According to the records of this case, the judgment of the court of first instance that accepted the plaintiff's claim on July 10, 2014 was rendered, and the original copy of the judgment reached the defendant on July 14, 2014, and the defendant joining the defendant on July 10, 2014, respectively, and the defendant joining the defendant on July 22, 2014 submitted a petition of appeal to the effect that the court of first instance seeks the revocation of the judgment of the court of first instance on July 22, 2014, and the defendant submitted a petition of appeal to the effect that he/she waived the appeal against the judgment of the court of first instance on September 29,

However, not only a supplementary intervention under Article 16 of the Administrative Litigation Act, but also a case where a supplementary intervention made by an intervenor in an administrative litigation does not fall under a third party participation as stipulated in Article 16 of the Administrative Litigation Act, in light of the nature of the administrative litigation, such participation is a co-litigation supplementary intervention as stipulated in Article 78 of the Civil Procedure Act (see Supreme Court Decision 201Du13729, Mar. 28, 2013). Therefore, even if the original party waives the right to appeal and withdraws an appeal after the supplementary intervenor filed an appeal, the supplementary intervenor’s appeal shall remain effective (see Supreme Court Decision 66Nu96, Apr. 25, 196).
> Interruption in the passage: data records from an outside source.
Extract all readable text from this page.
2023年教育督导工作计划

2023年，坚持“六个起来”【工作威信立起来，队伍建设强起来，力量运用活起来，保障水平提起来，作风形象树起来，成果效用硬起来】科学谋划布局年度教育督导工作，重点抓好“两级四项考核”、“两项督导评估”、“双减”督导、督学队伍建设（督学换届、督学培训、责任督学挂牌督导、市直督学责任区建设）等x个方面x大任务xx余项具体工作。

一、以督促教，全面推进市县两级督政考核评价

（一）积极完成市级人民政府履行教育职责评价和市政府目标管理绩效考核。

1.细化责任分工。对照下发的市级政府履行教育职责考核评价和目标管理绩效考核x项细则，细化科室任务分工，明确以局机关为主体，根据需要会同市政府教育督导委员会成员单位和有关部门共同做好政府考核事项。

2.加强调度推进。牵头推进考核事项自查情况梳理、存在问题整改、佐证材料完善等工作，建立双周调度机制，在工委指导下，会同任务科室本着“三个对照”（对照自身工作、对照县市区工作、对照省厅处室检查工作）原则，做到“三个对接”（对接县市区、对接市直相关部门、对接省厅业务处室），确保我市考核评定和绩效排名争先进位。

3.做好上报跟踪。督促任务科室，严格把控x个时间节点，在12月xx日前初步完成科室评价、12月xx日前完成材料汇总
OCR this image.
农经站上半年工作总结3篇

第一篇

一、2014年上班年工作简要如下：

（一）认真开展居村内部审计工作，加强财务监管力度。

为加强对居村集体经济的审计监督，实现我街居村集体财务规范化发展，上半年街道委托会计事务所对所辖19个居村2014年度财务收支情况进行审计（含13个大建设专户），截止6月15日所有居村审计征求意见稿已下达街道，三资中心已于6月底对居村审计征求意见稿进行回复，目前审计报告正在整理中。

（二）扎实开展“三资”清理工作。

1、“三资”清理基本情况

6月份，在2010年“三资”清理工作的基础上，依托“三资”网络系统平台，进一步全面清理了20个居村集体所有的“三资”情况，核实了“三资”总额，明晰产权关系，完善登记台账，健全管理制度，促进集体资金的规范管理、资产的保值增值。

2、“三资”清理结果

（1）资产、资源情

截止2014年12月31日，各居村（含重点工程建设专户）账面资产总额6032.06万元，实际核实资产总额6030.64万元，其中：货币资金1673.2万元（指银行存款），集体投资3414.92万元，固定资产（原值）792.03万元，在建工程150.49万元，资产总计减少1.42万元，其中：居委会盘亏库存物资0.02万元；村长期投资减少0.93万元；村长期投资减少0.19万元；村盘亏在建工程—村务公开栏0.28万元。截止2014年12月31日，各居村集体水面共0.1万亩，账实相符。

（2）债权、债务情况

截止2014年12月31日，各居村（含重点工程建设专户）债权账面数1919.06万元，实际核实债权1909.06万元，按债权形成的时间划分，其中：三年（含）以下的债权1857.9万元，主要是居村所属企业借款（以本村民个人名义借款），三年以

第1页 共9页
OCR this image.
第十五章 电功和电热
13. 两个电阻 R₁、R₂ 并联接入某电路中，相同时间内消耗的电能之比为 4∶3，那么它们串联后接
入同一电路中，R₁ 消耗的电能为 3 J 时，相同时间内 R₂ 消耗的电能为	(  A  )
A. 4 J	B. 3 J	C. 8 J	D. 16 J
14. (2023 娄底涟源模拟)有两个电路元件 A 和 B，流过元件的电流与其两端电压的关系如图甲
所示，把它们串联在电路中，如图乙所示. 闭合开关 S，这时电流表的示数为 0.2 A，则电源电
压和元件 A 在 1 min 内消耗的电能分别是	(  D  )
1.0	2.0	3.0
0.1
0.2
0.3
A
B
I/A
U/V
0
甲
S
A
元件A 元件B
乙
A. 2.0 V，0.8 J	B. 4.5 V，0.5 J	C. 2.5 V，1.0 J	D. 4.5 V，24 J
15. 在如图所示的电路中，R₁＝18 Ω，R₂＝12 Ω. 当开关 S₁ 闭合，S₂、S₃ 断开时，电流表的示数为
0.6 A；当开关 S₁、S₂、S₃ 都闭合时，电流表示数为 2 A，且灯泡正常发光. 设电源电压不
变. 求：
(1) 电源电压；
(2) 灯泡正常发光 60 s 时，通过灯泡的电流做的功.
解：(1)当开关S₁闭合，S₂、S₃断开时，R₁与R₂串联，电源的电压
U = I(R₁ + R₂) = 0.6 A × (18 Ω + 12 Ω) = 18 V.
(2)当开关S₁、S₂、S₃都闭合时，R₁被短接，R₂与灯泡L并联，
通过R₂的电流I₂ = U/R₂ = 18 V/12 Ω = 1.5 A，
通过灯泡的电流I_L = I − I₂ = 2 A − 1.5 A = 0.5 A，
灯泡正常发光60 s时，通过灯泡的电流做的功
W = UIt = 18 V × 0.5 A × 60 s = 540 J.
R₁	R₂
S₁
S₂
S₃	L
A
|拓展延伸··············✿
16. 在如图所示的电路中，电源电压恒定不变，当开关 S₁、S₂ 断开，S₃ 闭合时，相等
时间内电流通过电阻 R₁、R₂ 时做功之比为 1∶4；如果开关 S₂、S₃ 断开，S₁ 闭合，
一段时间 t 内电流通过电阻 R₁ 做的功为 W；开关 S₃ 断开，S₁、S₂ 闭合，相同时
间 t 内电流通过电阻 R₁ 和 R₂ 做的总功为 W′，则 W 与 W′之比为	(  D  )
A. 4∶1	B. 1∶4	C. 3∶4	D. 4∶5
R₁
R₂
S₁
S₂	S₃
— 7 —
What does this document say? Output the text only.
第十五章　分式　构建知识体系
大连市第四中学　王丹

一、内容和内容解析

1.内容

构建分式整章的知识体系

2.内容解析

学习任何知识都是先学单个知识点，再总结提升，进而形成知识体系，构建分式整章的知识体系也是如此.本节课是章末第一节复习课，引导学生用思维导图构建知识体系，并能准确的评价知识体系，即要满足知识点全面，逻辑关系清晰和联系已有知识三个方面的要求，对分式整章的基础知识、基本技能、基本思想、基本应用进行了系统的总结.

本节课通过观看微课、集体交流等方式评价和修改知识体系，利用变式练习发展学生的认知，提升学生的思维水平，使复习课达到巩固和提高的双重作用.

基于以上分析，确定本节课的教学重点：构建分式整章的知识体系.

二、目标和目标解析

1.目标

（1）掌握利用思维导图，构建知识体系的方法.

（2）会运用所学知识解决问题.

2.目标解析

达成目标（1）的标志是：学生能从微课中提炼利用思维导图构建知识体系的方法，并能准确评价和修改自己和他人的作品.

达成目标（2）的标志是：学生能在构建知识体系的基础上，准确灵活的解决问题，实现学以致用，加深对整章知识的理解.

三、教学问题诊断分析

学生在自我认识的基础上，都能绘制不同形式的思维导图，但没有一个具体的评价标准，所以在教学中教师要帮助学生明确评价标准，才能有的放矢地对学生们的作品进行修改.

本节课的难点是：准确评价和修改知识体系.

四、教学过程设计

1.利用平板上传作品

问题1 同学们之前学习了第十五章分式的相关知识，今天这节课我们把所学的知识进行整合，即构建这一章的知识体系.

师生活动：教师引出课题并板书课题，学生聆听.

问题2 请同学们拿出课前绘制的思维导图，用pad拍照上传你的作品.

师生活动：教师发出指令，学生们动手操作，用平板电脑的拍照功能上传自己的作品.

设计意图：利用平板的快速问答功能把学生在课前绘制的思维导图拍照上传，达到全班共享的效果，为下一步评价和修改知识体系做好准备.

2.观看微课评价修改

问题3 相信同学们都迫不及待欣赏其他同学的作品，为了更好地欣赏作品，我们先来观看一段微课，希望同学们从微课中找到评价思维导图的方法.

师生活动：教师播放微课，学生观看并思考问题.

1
In addition, in an administrative litigation case applied mutatis mutandis by the Civil Procedure Act, only if the petition of appeal did not state the grounds for appeal in the petition of appeal or did not submit the grounds for appeal by the deadline for submission of the statement of grounds of appeal, the appeal shall not be deemed unlawful.

3. Judgment on the argument of the Intervenor joining the Defendant

A. Defendant’s assertion

In the instant protocol of mediation, considering that the Plaintiff’s position as research professor was confirmed from March 201, and the Intervenor’s Intervenor paid the Plaintiff wages from March 201 to March 201, 201, the Intervenor’s Intervenor decided to review the research business records from March 17, 201, in which the Plaintiff was reinstated to determine whether to be reappointed as of August 17, 201, and notified the Plaintiff. However, since the Plaintiff failed to submit a research business record meeting the requirements prescribed in the Regulations on the Personnel Management of Teaching Staff, it is legitimate to reject the Plaintiff’s reappointment).

B. Determination

Article 19(1) of the Regulations on the Evaluation of Faculty Members of the University provides that the Plaintiff shall be reappointed to the university of this case on March 1, 201 to August 28, 2011. Rather, the conciliation of this case was conducted on June 28, 201. ② Article 19(1) of the Regulations on the Evaluation of Faculty Members of the University provides that the term of appointment of assistant professors shall be subject to evaluation for the last four years, 160 points in educational work, 300 points in research work, 160 points in school work, and 160 points in school work, which are less than 6 months, shall be deemed to be excessively unfavorable to the Plaintiff, ③ Article 39(1) of the Regulations on the Management of Faculty Members of the University of this case shall not be excessively unfavorable to the Plaintiff. In light of the above, the Plaintiff’s assertion that the term of appointment of assistant professors is 160 points in research work, which is 10 months in school and 20 months in research field, which is excessively published within the term of study.

4. Conclusion

Therefore, the plaintiff's claim of this case is justified, and the judgment of the court of first instance is just, and the defendant assistant's appeal is dismissed. It is so decided as per Disposition.

Judges

The presiding judge, judge and assistant

Judges fixed-type

Judge Lee Young-young

Note tin

1) The meaning of the abbreviationd language used below is the same as that of the first instance judgment.